Stando così le cose, tramonterebbe l’ipotesi del sindaco d’Italia, con doppio turno e ballottaggio. Che ai forzisti non piace per via di un elettorato pigro, dicono, che mal volentieri digerirebbe la duplice chiamata. Insomma, potrebbe saltare proprio l’ipotesi che più sta a cuore ad Alfano. Da qui il bivio renziano: andare diritto con Berlusconi fino a far saltare il banco, oppure spingere per il sindaco d’Italia.

Primo caso. I pro: Renzi, saltato Letta, avendo messo fine all’equivoco delle larghe intese, si presenterebbe alla guida del Paese forte di un consenso esplosivo.

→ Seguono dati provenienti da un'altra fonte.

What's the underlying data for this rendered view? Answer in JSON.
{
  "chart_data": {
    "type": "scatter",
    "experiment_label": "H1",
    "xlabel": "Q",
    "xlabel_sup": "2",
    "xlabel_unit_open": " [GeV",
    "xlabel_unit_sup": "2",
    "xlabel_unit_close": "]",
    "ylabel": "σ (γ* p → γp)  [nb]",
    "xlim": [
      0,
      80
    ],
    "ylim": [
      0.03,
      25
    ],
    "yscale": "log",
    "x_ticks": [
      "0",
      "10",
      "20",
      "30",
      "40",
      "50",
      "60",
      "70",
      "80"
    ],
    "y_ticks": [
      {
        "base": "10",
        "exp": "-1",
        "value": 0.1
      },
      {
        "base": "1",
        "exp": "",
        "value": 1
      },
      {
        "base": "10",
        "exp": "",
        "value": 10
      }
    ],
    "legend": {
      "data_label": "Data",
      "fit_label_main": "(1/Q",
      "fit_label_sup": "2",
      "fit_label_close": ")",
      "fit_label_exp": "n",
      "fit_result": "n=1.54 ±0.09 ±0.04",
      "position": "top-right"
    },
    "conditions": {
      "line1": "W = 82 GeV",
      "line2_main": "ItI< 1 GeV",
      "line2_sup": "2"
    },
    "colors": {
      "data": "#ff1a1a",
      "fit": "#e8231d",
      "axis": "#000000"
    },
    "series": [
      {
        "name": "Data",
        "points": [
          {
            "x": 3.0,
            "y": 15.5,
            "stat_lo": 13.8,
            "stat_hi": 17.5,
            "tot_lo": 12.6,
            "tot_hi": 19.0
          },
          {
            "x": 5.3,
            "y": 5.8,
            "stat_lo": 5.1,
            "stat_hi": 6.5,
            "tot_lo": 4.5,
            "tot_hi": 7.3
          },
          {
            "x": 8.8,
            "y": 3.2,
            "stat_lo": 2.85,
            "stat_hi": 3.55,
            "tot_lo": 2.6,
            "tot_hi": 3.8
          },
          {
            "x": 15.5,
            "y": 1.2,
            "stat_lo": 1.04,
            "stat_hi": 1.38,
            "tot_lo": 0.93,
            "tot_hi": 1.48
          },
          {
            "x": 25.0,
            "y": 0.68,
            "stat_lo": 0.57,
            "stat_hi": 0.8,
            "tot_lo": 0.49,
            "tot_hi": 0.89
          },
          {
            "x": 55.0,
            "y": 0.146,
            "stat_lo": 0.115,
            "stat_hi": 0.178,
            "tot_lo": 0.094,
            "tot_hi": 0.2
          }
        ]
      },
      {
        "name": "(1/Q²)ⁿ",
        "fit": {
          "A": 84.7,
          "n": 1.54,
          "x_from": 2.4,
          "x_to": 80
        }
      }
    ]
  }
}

I contro: il segretario potrebbe pagare proprio la pugnalata, la responsabilità della crisi. In più i tempi: strettissimi, primarie Renzi – Letta incluse.

Secondo caso. I pro: il Parlamento riforma lo strumento che regola la chiamata alle urne e non viene messa in discussione l’integrità della maggioranza. Renzi, protagonista dell’accelerata positiva, si potrebbe buttare sul piano lavoro, sulle riforme istituzionali e sulla campagna elettorale per Firenze (è di ieri l’ufficializzazione della candidatura). I contro: la questione potrebbe farsi lunga, e Renzi potrebbe correre il rischio di farsi candire dalla politica.